InSITE--Who's Reading Your EMail? - WTOC-TV: Savannah, Beaufort, SC, News, Weather & Sports

InSITE--Who's Reading Your EMail?

Do you use your work email for personal notes? Catching up with old friends or making new ones? Watch yourself, because a lot of people are watching you, on line. I did a little digging, and found some amazing stuff. Let's say you don't do anything really wrong. Set up golf foursomes or meetings with Hollywood superstars and gubernatorial candidates, talk about your weekend or your dates, or how your company's under federal investigation.

The company in question, this time, is Enron. You know the basics. Questionable accounting, high salaries, big bankruptcy.
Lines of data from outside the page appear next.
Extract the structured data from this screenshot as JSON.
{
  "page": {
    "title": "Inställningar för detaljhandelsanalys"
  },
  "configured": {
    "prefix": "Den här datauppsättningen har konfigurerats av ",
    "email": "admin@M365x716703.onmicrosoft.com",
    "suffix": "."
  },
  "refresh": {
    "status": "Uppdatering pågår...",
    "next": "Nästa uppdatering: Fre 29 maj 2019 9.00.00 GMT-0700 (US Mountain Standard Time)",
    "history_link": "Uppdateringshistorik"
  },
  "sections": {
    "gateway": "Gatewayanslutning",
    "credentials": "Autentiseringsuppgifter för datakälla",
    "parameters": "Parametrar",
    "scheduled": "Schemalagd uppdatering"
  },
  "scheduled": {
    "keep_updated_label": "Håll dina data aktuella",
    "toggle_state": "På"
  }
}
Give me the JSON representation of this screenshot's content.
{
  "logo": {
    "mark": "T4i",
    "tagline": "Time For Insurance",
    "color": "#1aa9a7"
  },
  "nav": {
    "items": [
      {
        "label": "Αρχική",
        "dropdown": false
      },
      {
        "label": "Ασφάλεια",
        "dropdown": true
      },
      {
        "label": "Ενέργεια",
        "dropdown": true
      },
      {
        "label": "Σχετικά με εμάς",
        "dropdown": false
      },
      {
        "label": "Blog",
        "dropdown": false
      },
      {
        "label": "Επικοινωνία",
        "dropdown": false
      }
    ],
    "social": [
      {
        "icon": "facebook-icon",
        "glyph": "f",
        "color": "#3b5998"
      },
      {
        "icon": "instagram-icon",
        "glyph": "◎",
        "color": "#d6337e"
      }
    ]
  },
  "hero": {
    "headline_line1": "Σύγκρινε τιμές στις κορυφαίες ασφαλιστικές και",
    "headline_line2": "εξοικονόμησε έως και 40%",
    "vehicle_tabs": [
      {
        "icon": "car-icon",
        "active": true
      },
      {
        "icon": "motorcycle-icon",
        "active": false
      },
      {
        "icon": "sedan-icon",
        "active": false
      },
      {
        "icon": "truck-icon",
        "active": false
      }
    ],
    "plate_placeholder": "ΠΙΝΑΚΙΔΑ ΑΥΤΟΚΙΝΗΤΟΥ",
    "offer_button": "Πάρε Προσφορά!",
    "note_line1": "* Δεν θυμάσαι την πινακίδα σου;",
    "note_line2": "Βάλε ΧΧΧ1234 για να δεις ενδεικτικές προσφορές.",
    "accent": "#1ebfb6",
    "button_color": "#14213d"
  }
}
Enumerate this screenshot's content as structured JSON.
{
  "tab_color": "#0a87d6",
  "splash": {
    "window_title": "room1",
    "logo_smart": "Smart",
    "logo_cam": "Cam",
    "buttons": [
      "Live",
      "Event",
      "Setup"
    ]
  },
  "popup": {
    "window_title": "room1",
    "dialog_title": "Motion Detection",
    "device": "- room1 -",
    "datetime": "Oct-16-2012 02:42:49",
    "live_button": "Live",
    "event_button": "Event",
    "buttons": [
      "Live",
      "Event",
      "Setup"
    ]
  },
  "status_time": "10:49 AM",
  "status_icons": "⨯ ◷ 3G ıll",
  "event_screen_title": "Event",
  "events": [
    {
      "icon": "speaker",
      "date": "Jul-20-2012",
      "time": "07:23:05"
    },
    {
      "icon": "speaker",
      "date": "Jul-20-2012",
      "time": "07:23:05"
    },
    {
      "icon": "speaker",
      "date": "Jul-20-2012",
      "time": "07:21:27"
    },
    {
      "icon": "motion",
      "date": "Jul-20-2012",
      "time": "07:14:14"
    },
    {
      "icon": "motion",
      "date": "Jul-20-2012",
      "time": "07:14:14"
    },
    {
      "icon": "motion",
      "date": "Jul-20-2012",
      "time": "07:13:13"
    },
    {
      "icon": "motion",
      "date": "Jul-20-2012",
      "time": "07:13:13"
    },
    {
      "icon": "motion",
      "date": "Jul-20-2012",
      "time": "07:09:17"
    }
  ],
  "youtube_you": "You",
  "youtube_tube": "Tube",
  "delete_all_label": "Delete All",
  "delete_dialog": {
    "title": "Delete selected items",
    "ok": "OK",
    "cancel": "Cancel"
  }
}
When the Feds moved in, they seized all the computer servers, including the email. Including the deleted email.

Then the Federal Energy Regulatory Commission went looking for anything illegal or unethical, in the company email. The index of what they found itself is nearly 120 pages. Literally millions of emails. There's a database that you can use to search for keywords for a glimpse of what they found. The usual chain letter jokes are there, as are less than flattering references to other business partners and competitors, and personal issues like family problems. The thing to remember is this is everybody's email, and it's now on the 'Web where anyone can read it. Look at the top lines, they're actually from a deleted directory on a server. So nothing you delete is really ever deleted. The other thing, when the Feds first put this on the 'Web back in the spring, the emails were so raw they included personal information like credit card numbers, bank accounts and more. Those eventually came down, but the embarrassing stuff stayed up.
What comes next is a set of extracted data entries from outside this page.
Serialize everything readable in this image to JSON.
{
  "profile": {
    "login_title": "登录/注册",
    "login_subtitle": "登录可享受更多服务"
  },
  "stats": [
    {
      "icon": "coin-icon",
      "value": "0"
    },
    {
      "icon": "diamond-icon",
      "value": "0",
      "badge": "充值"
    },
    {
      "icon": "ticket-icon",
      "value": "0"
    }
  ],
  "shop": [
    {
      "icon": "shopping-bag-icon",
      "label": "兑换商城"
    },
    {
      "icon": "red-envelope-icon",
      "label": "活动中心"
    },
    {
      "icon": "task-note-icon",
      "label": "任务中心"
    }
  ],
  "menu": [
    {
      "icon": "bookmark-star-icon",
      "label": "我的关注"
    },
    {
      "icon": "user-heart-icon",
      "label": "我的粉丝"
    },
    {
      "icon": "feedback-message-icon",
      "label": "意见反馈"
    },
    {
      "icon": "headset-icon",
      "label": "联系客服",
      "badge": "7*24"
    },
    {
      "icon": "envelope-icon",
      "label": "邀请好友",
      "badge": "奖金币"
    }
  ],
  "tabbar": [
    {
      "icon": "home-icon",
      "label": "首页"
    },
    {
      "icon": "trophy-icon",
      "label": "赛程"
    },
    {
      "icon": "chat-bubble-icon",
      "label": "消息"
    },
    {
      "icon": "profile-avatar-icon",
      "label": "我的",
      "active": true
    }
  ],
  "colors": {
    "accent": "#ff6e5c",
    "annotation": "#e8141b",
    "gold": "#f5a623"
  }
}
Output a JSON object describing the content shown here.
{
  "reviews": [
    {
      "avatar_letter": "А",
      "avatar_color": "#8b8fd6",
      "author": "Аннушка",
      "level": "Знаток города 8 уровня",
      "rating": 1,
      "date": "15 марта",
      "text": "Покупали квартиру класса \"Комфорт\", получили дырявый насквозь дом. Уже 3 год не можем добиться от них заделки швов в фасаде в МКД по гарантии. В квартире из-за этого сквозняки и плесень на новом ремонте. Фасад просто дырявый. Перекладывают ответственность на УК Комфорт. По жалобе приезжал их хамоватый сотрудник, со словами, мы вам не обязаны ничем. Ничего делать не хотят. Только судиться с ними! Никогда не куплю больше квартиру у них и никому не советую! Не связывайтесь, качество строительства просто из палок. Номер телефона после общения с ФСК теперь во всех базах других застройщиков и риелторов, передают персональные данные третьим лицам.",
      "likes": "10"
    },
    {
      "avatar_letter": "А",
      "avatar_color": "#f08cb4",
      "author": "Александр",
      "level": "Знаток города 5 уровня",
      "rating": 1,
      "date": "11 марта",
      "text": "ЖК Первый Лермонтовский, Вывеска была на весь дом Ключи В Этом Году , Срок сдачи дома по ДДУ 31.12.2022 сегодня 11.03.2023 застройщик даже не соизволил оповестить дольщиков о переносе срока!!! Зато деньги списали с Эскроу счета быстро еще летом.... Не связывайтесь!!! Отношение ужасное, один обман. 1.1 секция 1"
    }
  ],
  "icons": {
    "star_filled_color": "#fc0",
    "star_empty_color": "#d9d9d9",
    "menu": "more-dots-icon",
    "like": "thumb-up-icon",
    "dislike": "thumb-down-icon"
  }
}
Speaking of embarrassing, check out what a California citizens group found. The Foundation for Taxpayer and Consumer Rights dug through all the memos and came up with a meeting between Enron's top man, and gubernatorial front runner, Arnold Schwarzenneger. That's in the middle of the energy crisis that could cost California's current governor his current job.

The Wall Street Journal did much of the work on these emails, but it's a reminder for us all that your email is never private, and never really deleted.